Prompts in Stable Diffusion are phrases or words used to generate AI-generated images. They are used to provide the AI model with guidance on what type of image to create. Prompts can range from abstract concepts to specific objects or scenes. They can be weighted to emphasise certain keywords.
Example prompts include “a picture of a black cat on a kitchen top”, “Paintings of Landscapes”, “Style cue: Steampunk / Clockpunk”, “a beautiful sunset over a beach” or “a futuristic cityscape.” Using very specific prompts, helps the AI to generate more accurate and detailed images.
Confusingly, you can use different models with InvokeIA. The most commonly used is the Stable Diffusion Model. InvokeAI can use a range of other models for image processing and manipulation tasks. InvokeAI also provides tools for creating custom models, allowing users to create their own models that can be used in combination with the existing models.
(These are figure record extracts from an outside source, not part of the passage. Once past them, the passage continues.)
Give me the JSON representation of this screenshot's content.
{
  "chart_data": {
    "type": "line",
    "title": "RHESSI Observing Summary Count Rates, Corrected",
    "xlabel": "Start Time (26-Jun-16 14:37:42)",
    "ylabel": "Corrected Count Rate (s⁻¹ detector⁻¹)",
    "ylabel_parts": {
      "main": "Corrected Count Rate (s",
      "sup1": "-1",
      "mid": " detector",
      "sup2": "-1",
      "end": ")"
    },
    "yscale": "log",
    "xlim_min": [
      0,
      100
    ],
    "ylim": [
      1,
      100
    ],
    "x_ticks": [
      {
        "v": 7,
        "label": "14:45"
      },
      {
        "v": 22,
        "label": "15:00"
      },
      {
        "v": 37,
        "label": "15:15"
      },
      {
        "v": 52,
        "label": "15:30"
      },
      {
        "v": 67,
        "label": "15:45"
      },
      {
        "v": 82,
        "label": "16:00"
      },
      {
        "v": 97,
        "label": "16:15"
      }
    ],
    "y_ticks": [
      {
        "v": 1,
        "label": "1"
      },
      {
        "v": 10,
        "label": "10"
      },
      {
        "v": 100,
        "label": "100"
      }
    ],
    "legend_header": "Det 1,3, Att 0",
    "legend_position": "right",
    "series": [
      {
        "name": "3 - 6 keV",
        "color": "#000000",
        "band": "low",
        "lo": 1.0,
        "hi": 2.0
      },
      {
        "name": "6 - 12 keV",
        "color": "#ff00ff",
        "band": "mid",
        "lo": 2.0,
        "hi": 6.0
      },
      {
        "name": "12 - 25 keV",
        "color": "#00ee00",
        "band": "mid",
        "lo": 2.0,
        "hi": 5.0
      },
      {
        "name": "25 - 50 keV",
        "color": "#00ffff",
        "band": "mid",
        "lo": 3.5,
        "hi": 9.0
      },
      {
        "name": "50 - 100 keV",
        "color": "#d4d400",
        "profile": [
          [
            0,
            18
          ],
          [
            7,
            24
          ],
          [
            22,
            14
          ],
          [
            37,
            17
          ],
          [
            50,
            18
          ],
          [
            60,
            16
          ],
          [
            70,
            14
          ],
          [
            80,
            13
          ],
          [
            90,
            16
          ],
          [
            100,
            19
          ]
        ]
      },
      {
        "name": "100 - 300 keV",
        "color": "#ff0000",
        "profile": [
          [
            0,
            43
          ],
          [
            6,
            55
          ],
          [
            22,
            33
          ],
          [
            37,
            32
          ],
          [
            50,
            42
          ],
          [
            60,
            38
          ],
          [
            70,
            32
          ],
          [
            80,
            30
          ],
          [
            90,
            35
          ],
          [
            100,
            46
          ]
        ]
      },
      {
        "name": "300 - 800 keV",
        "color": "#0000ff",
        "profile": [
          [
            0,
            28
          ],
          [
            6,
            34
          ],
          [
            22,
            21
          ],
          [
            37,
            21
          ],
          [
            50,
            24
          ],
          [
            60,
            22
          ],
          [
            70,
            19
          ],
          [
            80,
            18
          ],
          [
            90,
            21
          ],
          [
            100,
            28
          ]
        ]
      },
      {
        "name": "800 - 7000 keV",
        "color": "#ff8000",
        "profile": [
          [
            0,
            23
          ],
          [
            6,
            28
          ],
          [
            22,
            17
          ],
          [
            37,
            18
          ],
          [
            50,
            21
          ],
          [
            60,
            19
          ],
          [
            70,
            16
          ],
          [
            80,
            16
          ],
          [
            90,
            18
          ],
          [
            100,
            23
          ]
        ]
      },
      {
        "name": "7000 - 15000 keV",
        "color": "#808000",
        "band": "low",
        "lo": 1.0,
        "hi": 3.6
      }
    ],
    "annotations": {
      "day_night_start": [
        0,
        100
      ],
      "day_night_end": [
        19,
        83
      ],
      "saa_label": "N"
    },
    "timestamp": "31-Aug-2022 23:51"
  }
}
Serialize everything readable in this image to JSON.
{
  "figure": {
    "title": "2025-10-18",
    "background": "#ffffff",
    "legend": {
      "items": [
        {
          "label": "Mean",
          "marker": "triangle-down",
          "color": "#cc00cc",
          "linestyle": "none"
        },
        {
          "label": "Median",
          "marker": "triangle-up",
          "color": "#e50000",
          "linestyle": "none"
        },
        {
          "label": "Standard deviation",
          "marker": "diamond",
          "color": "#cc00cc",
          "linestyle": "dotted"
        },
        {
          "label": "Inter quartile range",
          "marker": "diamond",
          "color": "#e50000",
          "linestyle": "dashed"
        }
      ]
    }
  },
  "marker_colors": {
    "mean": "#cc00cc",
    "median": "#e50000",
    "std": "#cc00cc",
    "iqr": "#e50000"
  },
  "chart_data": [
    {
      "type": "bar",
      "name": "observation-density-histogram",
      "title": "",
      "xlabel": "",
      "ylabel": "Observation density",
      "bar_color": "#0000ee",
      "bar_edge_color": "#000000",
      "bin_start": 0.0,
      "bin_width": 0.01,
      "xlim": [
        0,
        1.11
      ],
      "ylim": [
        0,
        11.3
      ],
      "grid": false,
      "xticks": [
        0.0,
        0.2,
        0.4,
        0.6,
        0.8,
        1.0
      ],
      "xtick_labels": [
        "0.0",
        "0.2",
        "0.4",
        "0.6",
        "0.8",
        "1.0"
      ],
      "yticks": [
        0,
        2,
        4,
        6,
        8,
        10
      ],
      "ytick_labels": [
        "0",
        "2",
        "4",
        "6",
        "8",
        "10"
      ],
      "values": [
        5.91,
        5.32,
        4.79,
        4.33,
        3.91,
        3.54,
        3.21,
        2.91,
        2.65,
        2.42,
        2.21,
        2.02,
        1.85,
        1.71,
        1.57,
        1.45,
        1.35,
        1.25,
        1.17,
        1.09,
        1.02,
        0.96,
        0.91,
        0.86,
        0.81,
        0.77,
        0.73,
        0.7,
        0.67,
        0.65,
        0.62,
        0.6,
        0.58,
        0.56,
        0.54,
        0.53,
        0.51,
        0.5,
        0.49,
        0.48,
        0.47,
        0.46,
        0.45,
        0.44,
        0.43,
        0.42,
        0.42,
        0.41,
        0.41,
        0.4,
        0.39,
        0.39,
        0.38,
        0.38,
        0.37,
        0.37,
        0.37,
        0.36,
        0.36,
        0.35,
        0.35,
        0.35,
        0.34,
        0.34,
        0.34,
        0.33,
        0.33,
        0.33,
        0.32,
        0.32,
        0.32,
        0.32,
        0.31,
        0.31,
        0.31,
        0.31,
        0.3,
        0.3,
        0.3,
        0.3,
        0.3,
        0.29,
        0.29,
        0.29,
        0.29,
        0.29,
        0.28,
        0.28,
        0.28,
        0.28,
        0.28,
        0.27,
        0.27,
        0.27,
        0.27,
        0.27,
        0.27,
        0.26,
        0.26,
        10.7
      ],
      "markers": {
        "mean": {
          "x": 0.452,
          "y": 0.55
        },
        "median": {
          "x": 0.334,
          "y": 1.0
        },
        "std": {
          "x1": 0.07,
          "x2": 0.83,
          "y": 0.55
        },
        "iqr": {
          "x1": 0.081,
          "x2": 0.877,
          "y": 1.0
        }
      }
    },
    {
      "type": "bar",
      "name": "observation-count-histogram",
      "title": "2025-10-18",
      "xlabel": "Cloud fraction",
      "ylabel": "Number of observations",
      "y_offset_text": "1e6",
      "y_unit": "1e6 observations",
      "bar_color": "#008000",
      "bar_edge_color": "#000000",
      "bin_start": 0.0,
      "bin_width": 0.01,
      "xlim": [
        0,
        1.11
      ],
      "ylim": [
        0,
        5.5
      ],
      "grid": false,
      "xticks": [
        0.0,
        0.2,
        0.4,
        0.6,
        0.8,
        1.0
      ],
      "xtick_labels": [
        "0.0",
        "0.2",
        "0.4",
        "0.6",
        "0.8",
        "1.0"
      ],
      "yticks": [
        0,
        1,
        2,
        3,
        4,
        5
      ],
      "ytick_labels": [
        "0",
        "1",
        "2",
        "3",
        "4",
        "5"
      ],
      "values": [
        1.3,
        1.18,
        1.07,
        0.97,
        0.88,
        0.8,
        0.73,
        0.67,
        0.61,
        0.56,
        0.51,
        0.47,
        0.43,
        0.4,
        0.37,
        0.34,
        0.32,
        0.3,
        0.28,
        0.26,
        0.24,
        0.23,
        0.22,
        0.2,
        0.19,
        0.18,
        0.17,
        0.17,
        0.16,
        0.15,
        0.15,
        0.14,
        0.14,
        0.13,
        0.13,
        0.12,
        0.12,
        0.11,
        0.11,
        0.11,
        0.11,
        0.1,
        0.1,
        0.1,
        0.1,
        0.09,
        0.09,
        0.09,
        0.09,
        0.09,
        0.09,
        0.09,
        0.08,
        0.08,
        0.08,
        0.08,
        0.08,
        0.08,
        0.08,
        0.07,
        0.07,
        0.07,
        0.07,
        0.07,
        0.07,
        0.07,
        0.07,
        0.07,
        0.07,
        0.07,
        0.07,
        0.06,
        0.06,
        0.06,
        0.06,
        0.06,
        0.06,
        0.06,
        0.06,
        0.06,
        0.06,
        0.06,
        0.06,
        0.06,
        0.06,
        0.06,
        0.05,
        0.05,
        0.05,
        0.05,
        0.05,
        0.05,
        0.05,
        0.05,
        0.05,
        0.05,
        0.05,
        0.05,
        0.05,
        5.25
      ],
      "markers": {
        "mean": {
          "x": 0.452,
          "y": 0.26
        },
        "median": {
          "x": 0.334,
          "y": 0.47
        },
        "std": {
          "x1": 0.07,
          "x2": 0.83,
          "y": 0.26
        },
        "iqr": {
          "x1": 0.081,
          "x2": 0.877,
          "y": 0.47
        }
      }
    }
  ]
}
InvokeAI supports a variety of models, from classic Machine Learning algorithms such as Random Forest and Logistic Regression to deep learning models such as Convolutional Neural Networks (CNNs) and Recurrent Neural Networks (RNNs). The main differences between these models are the type of data that they process and the types of result they produce. For example, Random Forest and Logistic Regression are good at predicting classifications, while CNNs and RNNs are better at recognizing patterns in images and text. Additionally, CNNs and RNNs can be used for more complex tasks such as image recognition, text generation, and language translation.
So here’s my disclaimer. I’ve pulled a slightly sneaky trick with this blog post. I’ve recruited AI to explain AI. That seemed logical. I used AI text generation services YouChat and Perplexity to explain Stable Diffusion, using prompts like “Explain the CFG Scale in Stable Diffusion.”
That feels like cheating. But I did at least sanity-check the results and edit them before posting here. Some of the answers were in fact wrong. And it was no quicker writing the blog post this way. But roughly 80% of the text in this blog post was AI-generated. How does that make you feel? Tell me in the comments!
*The AI-based text-generators really struggled to explain the difference between the various models that work with InvokeAI. My suggestion is to install some and experiment!